|Boda Slotta, Tracey - USDA-ARS, FARGO, ND|
|Brady, Lee - USDA-ARS, FARGO, ND|
Submitted to: Molecular Ecology Notes
Publication Type: Peer Reviewed Journal
Publication Acceptance Date: June 11, 2007
Publication Date: January 1, 2008
Repository URL: http://hdl.handle.net/10113/32698
Citation: Boda Slotta, T.A., Brady, L., Chao, S. 2008. High throughput tissue preparation for large-scale genotyping experiments. Molecular Ecology Resources. 8:83-87 Interpretive Summary: The manuscript presents a protocol for sample preparation for DNA extraction on a large-scale. Tissue samples were collected in the presence of silica gel desiccant in order to dry and preserve the tissue prior to DNA extraction. For large scale sample preparation, a 96-well plate format is used with a fixed amount of silica gel in each well. This allows users to collect 96 samples in each batch by inserting sample tissues into each well. Samples prepared in this manner can be collected by collaborators and sent through the mail (without ice or cold packs) to the lab for further sample processing. Prior to DNA extraction, silica gel can be further used to aid grinding of sample tissues into powder. For the plant and animal tissue included in the study, the quantity of silica gel used was not as important as the quality of the tissue collected. However, inclusion of too much tissue can prevent samples from drying and creates a risk of sample deterioration.

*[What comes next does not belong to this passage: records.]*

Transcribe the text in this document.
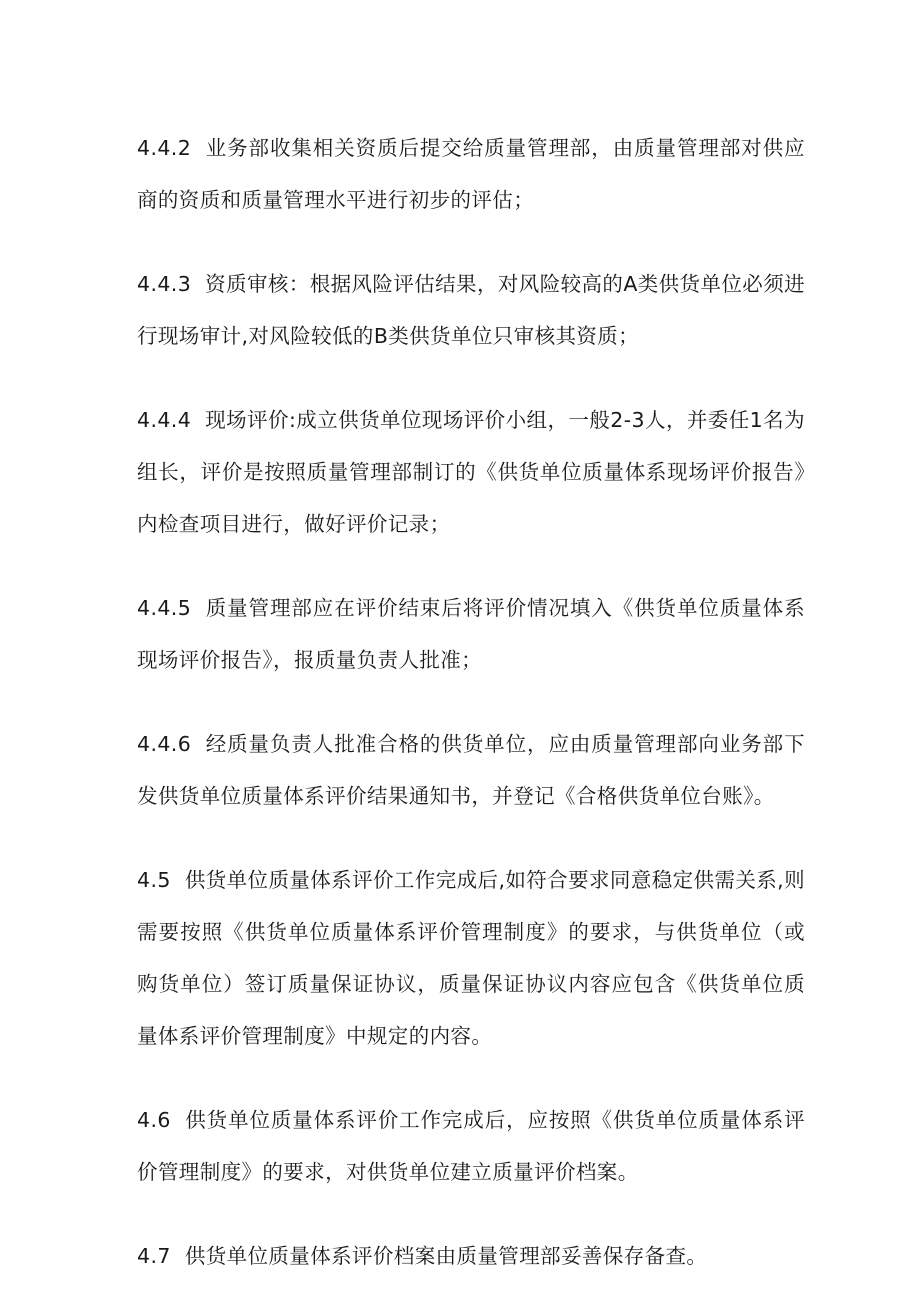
4.4.2 业务部收集相关资质后提交给质量管理部，由质量管理部对供应商的资质和质量管理水平进行初步的评估；

4.4.3 资质审核：根据风险评估结果，对风险较高的A类供货单位必须进行现场审计,对风险较低的B类供货单位只审核其资质；

4.4.4 现场评价:成立供货单位现场评价小组，一般2-3人，并委任1名为组长，评价是按照质量管理部制订的《供货单位质量体系现场评价报告》内检查项目进行，做好评价记录；

4.4.5 质量管理部应在评价结束后将评价情况填入《供货单位质量体系现场评价报告》，报质量负责人批准；

4.4.6 经质量负责人批准合格的供货单位，应由质量管理部向业务部下发供货单位质量体系评价结果通知书，并登记《合格供货单位台账》。

4.5 供货单位质量体系评价工作完成后,如符合要求同意稳定供需关系,则需要按照《供货单位质量体系评价管理制度》的要求，与供货单位（或购货单位）签订质量保证协议，质量保证协议内容应包含《供货单位质量体系评价管理制度》中规定的内容。

4.6 供货单位质量体系评价工作完成后，应按照《供货单位质量体系评价管理制度》的要求，对供货单位建立质量评价档案。

4.7 供货单位质量体系评价档案由质量管理部妥善保存备查。
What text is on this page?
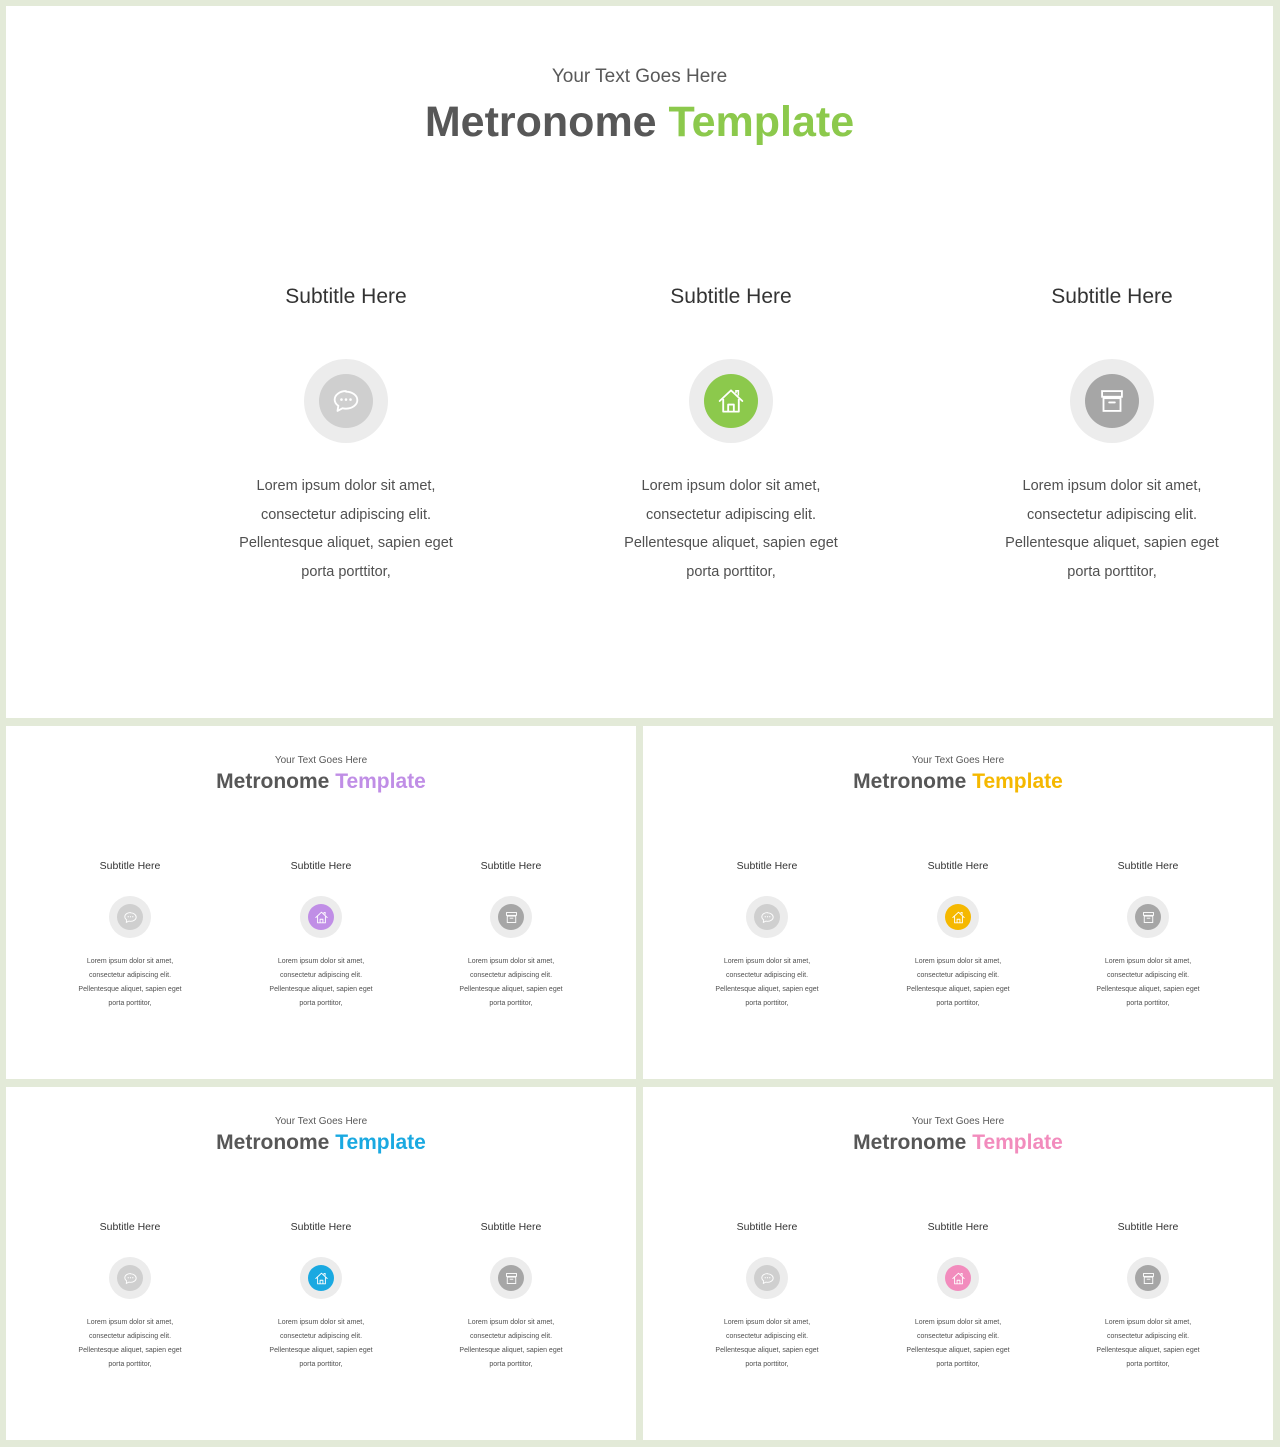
Your Text Goes Here
Metronome Template
Subtitle Here
Lorem ipsum dolor sit amet,
consectetur adipiscing elit.
Pellentesque aliquet, sapien eget
porta porttitor,
Subtitle Here
Lorem ipsum dolor sit amet,
consectetur adipiscing elit.
Pellentesque aliquet, sapien eget
porta porttitor,
Subtitle Here
Lorem ipsum dolor sit amet,
consectetur adipiscing elit.
Pellentesque aliquet, sapien eget
porta porttitor,
Your Text Goes Here
Metronome Template
Subtitle Here
Lorem ipsum dolor sit amet,
consectetur adipiscing elit.
Pellentesque aliquet, sapien eget
porta porttitor,
Subtitle Here
Lorem ipsum dolor sit amet,
consectetur adipiscing elit.
Pellentesque aliquet, sapien eget
porta porttitor,
Subtitle Here
Lorem ipsum dolor sit amet,
consectetur adipiscing elit.
Pellentesque aliquet, sapien eget
porta porttitor,
Your Text Goes Here
Metronome Template
Subtitle Here
Lorem ipsum dolor sit amet,
consectetur adipiscing elit.
Pellentesque aliquet, sapien eget
porta porttitor,
Subtitle Here
Lorem ipsum dolor sit amet,
consectetur adipiscing elit.
Pellentesque aliquet, sapien eget
porta porttitor,
Subtitle Here
Lorem ipsum dolor sit amet,
consectetur adipiscing elit.
Pellentesque aliquet, sapien eget
porta porttitor,
Your Text Goes Here
Metronome Template
Subtitle Here
Lorem ipsum dolor sit amet,
consectetur adipiscing elit.
Pellentesque aliquet, sapien eget
porta porttitor,
Subtitle Here
Lorem ipsum dolor sit amet,
consectetur adipiscing elit.
Pellentesque aliquet, sapien eget
porta porttitor,
Subtitle Here
Lorem ipsum dolor sit amet,
consectetur adipiscing elit.
Pellentesque aliquet, sapien eget
porta porttitor,
Your Text Goes Here
Metronome Template
Subtitle Here
Lorem ipsum dolor sit amet,
consectetur adipiscing elit.
Pellentesque aliquet, sapien eget
porta porttitor,
Subtitle Here
Lorem ipsum dolor sit amet,
consectetur adipiscing elit.
Pellentesque aliquet, sapien eget
porta porttitor,
Subtitle Here
Lorem ipsum dolor sit amet,
consectetur adipiscing elit.
Pellentesque aliquet, sapien eget
porta porttitor,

Technical Abstract: A fast, efficient technique is described for the extraction of DNA from a large number of samples. The applications of this method include population genetics, plant breeding, and genetic screening. In the field, samples are collected in premeasured silica gel aliquots in polypropylene blocks, which are later used to grind the dried tissue. This permits naturalists, breeders, and collaborators to collect a large number of samples in a short amount of time and allows the samples to dry quickly during shipping. No phenol or chloroform steps are required to obtain high-quality DNA. Samples representing 12 plant families, three invertebrates, and a mammal were included. Quantities of DNA obtained were consistent with or better than other techniques. The quality of samples was tested by amplification of the internal transcribed spacer region. Test amplifications were successful, confirming the quality of extracted DNA.